Sanctions
Google : deux décisions européennes majeures en concurrence et DMA
Derriennic
Les autorités européennes ont récemment adopté deux décisions majeures à l’encontre de Google, confirmant l’intensification de la régulation des géants du numérique. Ces sanctions, intervenues à quelques semaines d’intervalle, combinent des manquements au droit de la concurrence traditionnel et au règlement sur les marchés numériques (DMA).
Confirmation de l’amende historique dans l’affaire Android
Le 2 juillet 2026, la Cour de justice de l’Union européenne (CJUE) a rejeté le pourvoi formé par Google et Alphabet, validant définitivement l’amende de 4,125 milliards d’euros prononcée pour abus de position dominante dans l’affaire Android. Cette décision s’inscrit dans un contentieux initié en 2018 par la Commission européenne, qui avait estimé que Google avait renforcé sa position dominante sur le marché des services de recherche générale en imposant des restrictions aux fabricants d’appareils sous Android.
Les pratiques sanctionnées incluaient notamment des accords de préinstallation imposant la mise en avant de Google Search et de Chrome, ainsi que des restrictions dites « anti-fragmentation » limitant la commercialisation d’appareils fonctionnant sous des versions non approuvées d’Android. La CJUE a confirmé l’analyse des effets anticoncurrentiels de ces pratiques, tout en validant la réduction de l’amende par le Tribunal de l’Union européenne en 2022.
Deux nouvelles amendes pour non-respect du DMA
Le 23 juillet 2026, la Commission européenne a infligé à Google deux amendes totalisant 890 millions d’euros pour violation du règlement sur les marchés numériques (DMA). Ces sanctions visent deux manquements distincts aux obligations imposées aux contrôleurs d’accès, dont Google fait partie depuis sa désignation en septembre 2023.
Interdiction de l’auto-préférence dans Google Search
Le premier manquement concerne l’obligation de traitement équitable et non discriminatoire dans le classement des résultats de recherche. Selon l’article 6, paragraphe 5, du DMA, Google ne peut accorder un avantage à ses propres services par rapport à ceux des tiers. La Commission a constaté que Google continuait à favoriser ses services (achats, hôtels, transports, résultats sportifs) en leur offrant une présentation plus avantageuse, notamment via des positions plus élevées dans les résultats ou des fonctionnalités renforcées inaccessibles aux concurrents. Ce manquement a été sanctionné par une amende de 460 millions d’euros.

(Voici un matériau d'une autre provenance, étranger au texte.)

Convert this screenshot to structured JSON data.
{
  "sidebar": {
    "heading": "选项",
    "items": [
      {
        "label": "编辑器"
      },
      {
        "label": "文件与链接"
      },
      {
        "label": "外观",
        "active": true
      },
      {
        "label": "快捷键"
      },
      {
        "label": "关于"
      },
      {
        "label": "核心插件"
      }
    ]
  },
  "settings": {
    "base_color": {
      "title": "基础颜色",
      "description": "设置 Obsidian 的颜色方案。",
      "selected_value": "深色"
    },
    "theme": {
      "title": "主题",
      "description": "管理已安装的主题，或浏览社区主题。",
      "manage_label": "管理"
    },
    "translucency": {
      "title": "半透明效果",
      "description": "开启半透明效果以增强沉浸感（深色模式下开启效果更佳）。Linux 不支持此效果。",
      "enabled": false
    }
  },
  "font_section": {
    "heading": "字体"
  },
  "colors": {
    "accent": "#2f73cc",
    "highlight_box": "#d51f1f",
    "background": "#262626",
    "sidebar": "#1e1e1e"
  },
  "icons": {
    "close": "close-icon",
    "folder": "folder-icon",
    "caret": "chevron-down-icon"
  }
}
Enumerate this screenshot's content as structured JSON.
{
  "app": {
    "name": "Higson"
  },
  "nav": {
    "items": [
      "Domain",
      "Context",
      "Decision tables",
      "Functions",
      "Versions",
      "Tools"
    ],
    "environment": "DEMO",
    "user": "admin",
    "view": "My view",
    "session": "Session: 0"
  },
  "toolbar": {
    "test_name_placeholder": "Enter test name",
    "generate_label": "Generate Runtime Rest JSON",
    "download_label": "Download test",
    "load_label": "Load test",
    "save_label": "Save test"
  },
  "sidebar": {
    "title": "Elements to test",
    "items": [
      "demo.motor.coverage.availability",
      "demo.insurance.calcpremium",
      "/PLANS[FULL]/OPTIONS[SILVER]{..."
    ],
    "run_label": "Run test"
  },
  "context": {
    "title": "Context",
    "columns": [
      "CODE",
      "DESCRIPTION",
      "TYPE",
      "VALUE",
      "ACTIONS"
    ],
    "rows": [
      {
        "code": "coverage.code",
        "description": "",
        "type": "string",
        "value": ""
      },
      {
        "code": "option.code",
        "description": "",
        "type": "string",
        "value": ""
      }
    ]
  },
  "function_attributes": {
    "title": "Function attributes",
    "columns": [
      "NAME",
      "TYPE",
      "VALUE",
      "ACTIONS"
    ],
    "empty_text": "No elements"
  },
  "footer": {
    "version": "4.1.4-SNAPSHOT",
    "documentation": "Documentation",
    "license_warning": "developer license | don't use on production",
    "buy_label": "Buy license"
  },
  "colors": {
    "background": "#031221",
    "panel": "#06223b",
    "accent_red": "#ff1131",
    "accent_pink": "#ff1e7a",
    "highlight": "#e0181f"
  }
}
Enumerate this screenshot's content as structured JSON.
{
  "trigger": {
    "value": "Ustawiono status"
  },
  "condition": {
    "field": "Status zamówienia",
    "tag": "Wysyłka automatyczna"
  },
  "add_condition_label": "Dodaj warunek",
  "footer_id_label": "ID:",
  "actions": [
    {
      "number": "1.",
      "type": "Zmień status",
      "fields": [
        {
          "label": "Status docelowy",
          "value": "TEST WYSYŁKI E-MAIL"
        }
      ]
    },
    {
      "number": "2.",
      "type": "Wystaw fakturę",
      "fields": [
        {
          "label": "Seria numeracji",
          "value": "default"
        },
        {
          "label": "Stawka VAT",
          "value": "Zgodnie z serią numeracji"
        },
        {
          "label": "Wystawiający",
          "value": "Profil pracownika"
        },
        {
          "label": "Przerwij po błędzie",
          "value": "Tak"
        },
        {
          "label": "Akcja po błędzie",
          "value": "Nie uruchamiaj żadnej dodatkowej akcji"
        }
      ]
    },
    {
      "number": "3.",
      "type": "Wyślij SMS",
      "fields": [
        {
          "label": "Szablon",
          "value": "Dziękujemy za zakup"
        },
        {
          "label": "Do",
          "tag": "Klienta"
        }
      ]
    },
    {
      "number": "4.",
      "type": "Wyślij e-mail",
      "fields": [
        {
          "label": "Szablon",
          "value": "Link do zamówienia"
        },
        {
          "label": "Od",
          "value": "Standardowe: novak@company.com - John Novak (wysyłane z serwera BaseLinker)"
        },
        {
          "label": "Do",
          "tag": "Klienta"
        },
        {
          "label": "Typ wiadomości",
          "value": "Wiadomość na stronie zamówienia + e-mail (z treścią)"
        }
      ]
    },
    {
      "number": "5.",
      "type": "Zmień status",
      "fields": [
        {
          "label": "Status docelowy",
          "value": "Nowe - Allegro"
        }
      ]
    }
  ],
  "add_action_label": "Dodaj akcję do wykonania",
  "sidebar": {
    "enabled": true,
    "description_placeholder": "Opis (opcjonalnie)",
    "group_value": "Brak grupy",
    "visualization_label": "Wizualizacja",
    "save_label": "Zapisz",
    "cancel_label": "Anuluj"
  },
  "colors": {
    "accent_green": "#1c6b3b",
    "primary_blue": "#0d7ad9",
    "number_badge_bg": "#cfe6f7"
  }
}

Restrictions aux développeurs sur Google Play
Le second manquement porte sur les règles imposées aux développeurs tiers distribuant leurs applications via Google Play. L’article 5, paragraphe 3, du DMA consacre le principe de liberté d’orientation des utilisateurs (« anti-steering »), permettant aux développeurs d’informer gratuitement leurs utilisateurs sur des offres alternatives moins coûteuses. La Commission a estimé que Google limitait cette liberté en restreignant la communication des développeurs sur des canaux de distribution tiers, et en appliquant des frais jugés excessifs pour l’acquisition initiale de clients. Ce manquement a entraîné une amende de 430 millions d’euros.
Perspectives et obligations de conformité
Google dispose d’un délai de 60 jours pour se conformer aux décisions. À défaut, la Commission pourrait lui imposer des astreintes pouvant atteindre 5 % de son chiffre d’affaires mondial total, conformément à l’article 31 du DMA. Ces décisions soulignent la complémentarité entre le droit de la concurrence traditionnel et le DMA, qui permet désormais de sanctionner directement des pratiques interdites sans nécessiter de caractérisation d’abus de position dominante.
Elles rappellent également l’importance d’intégrer les règles de concurrence en amont dans la conception des services et la rédaction des conditions contractuelles applicables aux utilisateurs professionnels.